If plaintiff sustains the allegations of his complaint and establishes mismanagement, waste and wrongdoing by the individual defendants, the wrongdoers should not be permitted to recoup their claims by a setoff of their demands against those in behalf of the corporation based upon breaches of defendants’ fiduciary duty, particularly , where the corporation is claimed to be insolvent. Directors who unlawfully have appropriated assets of a corporation are not entitled to share in the distribution of such *605assets recovered from themselves, on the ground that they too are creditors of the corporation.” (Goldstein v. Goldsmith, supra.) An allowance of the counterclaims interposed by the individual defendants would in effect grant them a preference over creditors of the corporation and thus permit these fiduciaries to reap a benefit which would be denied them in the faithful performance of their trust.

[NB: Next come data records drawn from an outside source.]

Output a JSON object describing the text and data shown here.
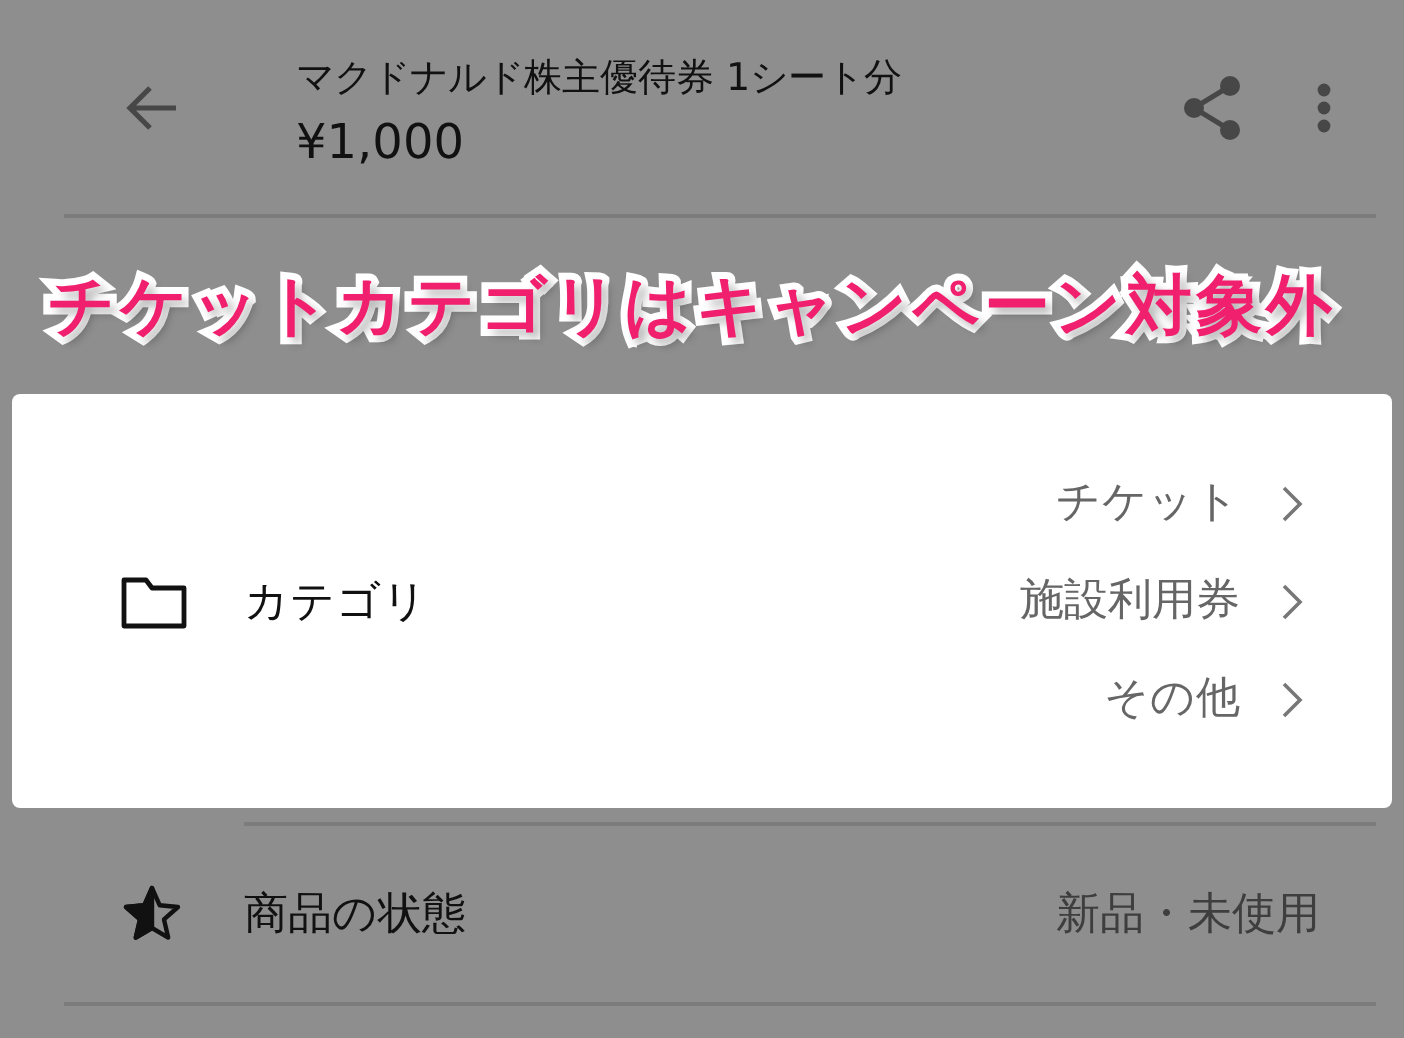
{
  "header": {
    "title": "マクドナルド株主優待券 1シート分",
    "price": "¥1,000"
  },
  "annotation": "チケットカテゴリはキャンペーン対象外",
  "category": {
    "label": "カテゴリ",
    "path": [
      "チケット",
      "施設利用券",
      "その他"
    ]
  },
  "rows": [
    {
      "label": "商品の状態",
      "value": "新品・未使用"
    }
  ]
}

We are accordingly of the opinion that the counterclaims interposed in this action should be stricken out without prejudice to the bringing of independent actions to enforce them.

The order should be reversed, with twenty dollars costs and disbursements, and the motion granted.

Martin, P. J., Townley, Untermyeb and Callahan, JJ., concur.

Order unanimously reversed, with twenty dollars costs and disbursements, and motion granted.